My early work concentrated on leading the improvement of the design of individual pieces of software for addressing challenging learning in the school curriculum, expressed in a design and development tool the Procedure Library [P3].
Curiosity about learning
An interest in user-interface design and mental models through the London Mental Models Group [P2] provided a basis for analysing individual learning based on Norman's ideas (1983a, 1983b). My work on new multimodal learning based on multimedia technology in the Renaissance Project created a foundation for an Expressive Constructivism model of learning [A1], and an account of how technology enhances such learning [A2], both created to inform design practice.
Commitment to Learner-Centred Education
In this period my increasing awareness of the wider context of education informed a holistic and systemic approach to large-scale action research addressing the development of new systems of learner-centred education online as a Senior Lecturer in Ultralab [P4], and particularly in the projects Ultraversity [P9] and Inter-Disciplinary Inquiry-Based Learning [P10]. Alongside this work, I focussed in on participation, creativity and reflection in learning through a sequence of projects. For participation I helped develop methodologies for self-translation of software to local language and culture [P5] and the development of a new toy in the Étui project [P6]. For creativity I investigated user-generated content for mainstream television in Input CBBC [P7] and advised the QCA on creativity with technology [P8] benefitting further the articulation of the Expressive Constructivism model of learning [A1]. Finally, the exposure to education as systems helped me formulate the third analysis of the learner at the centre of education design [A3].
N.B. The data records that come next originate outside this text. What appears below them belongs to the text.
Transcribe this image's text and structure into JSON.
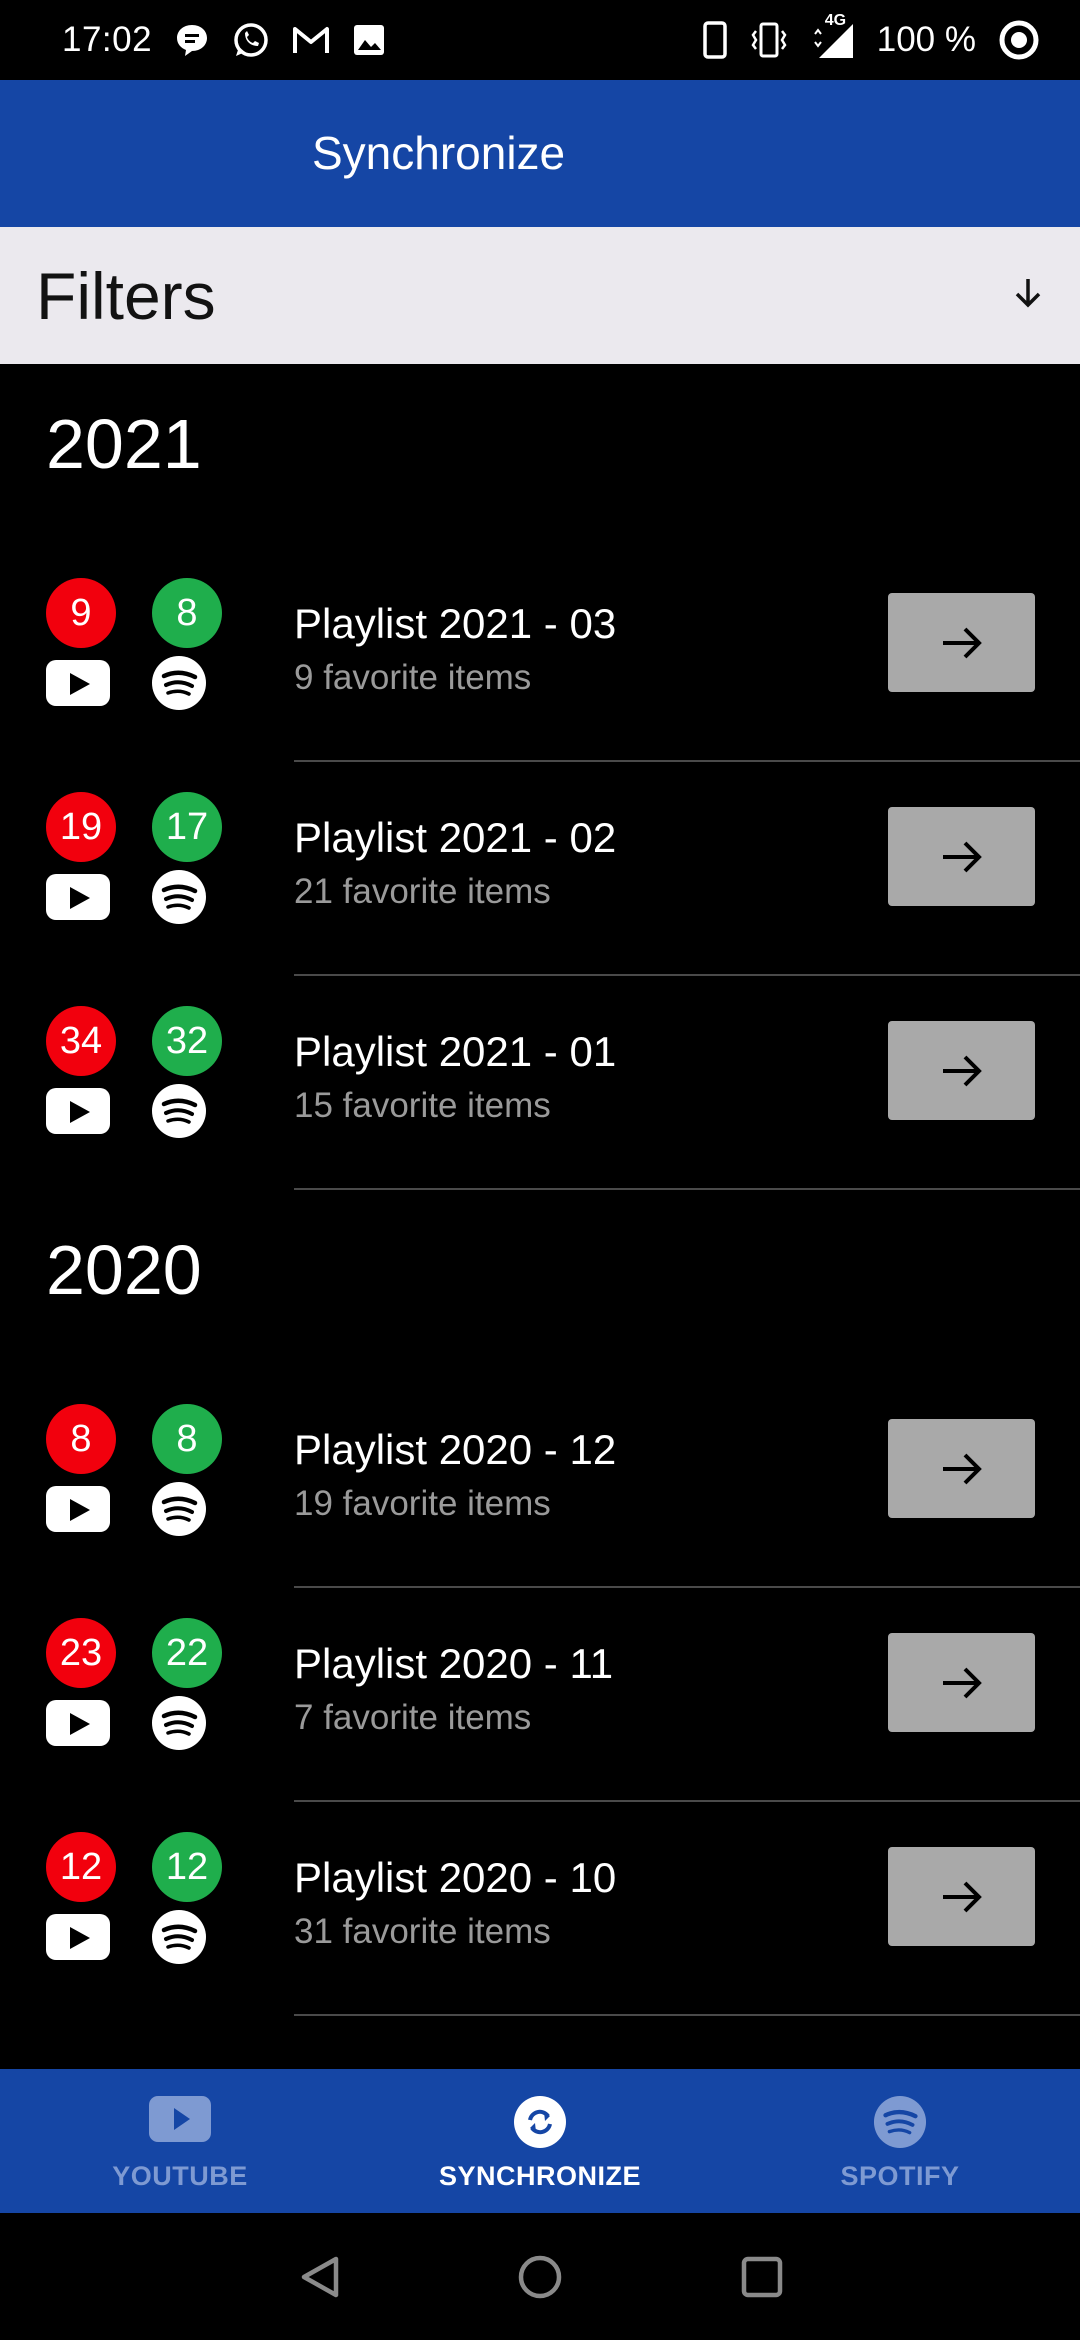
{
  "status_bar": {
    "time": "17:02",
    "battery_text": "100 %",
    "network_label": "4G",
    "notification_icons": [
      "chat-bubble-icon",
      "whatsapp-icon",
      "gmail-icon",
      "image-icon"
    ],
    "system_icons": [
      "phone-icon",
      "vibrate-icon",
      "signal-icon",
      "battery-saver-icon"
    ]
  },
  "app_bar": {
    "title": "Synchronize"
  },
  "filters": {
    "label": "Filters",
    "icon": "arrow-down-icon"
  },
  "sections": [
    {
      "year": "2021",
      "items": [
        {
          "youtube_count": "9",
          "spotify_count": "8",
          "title": "Playlist 2021 - 03",
          "subtitle": "9 favorite items"
        },
        {
          "youtube_count": "19",
          "spotify_count": "17",
          "title": "Playlist 2021 - 02",
          "subtitle": "21 favorite items"
        },
        {
          "youtube_count": "34",
          "spotify_count": "32",
          "title": "Playlist 2021 - 01",
          "subtitle": "15 favorite items"
        }
      ]
    },
    {
      "year": "2020",
      "items": [
        {
          "youtube_count": "8",
          "spotify_count": "8",
          "title": "Playlist 2020 - 12",
          "subtitle": "19 favorite items"
        },
        {
          "youtube_count": "23",
          "spotify_count": "22",
          "title": "Playlist 2020 - 11",
          "subtitle": "7 favorite items"
        },
        {
          "youtube_count": "12",
          "spotify_count": "12",
          "title": "Playlist 2020 - 10",
          "subtitle": "31 favorite items"
        }
      ]
    }
  ],
  "bottom_nav": {
    "items": [
      {
        "label": "YOUTUBE",
        "icon": "youtube-icon",
        "active": false
      },
      {
        "label": "SYNCHRONIZE",
        "icon": "sync-icon",
        "active": true
      },
      {
        "label": "SPOTIFY",
        "icon": "spotify-icon",
        "active": false
      }
    ]
  },
  "colors": {
    "primary": "#1546a5",
    "youtube_badge": "#f2000d",
    "spotify_badge": "#1fae4c",
    "filters_bg": "#ebe9ee",
    "arrow_button": "#a9a9a9",
    "nav_inactive": "#7e9ad2"
  }
}
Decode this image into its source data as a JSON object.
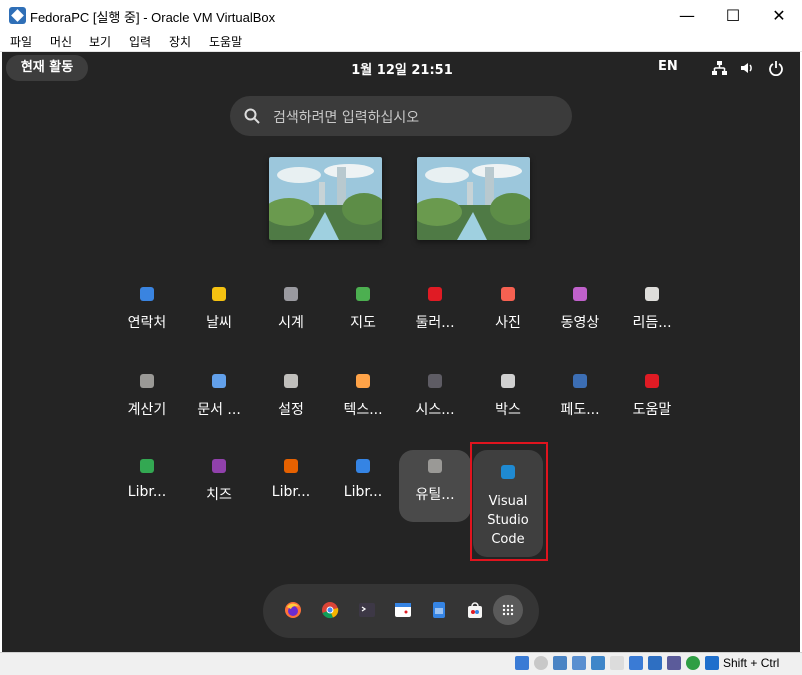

Leadership and tacit knowledge
My increasingly responsible rôles as a teacher, software developer, media designer, team leader and director led to the development of a broad and deep, but tacit knowledge of the factors which lead to effective design methods and criteria for improving design quality in iterative design cycles. A substantial number of conference presentations, in-house workshops and teaching, at both practical and academic levels, forced me to explain this in greater detail and thus refined my tacit knowledge.
Theory and constructivism
Argyris and Schön (1978) introduced two ideas of theory of action: the concepts of theories-in-use and espoused-theory. Theories-in-use can be seen as driving actual behaviour and driven by tacit knowledge. Espoused-theory is that which is used to explain when challenged, but may not be actually followed in practice. The articulation of these design factors, criteria and models of learning & education in the three analyses [A1], [A2] and [A3] is a development from theories-in-use. One can arguably improve effectiveness (Argyris and Schön 1978), by making a closer fit between theory-in-use and espoused-theory through reflection, and so an important facet of this thesis is that the analyses developed have been tested, reflected on and improved in practice to enhance their effectiveness and validity.
Furthermore, a recently created critical overview of learning theory for non-academic innovators in a report for the EU project Hotel [P11], has helped to locate this thesis firmly as a constructivist approach.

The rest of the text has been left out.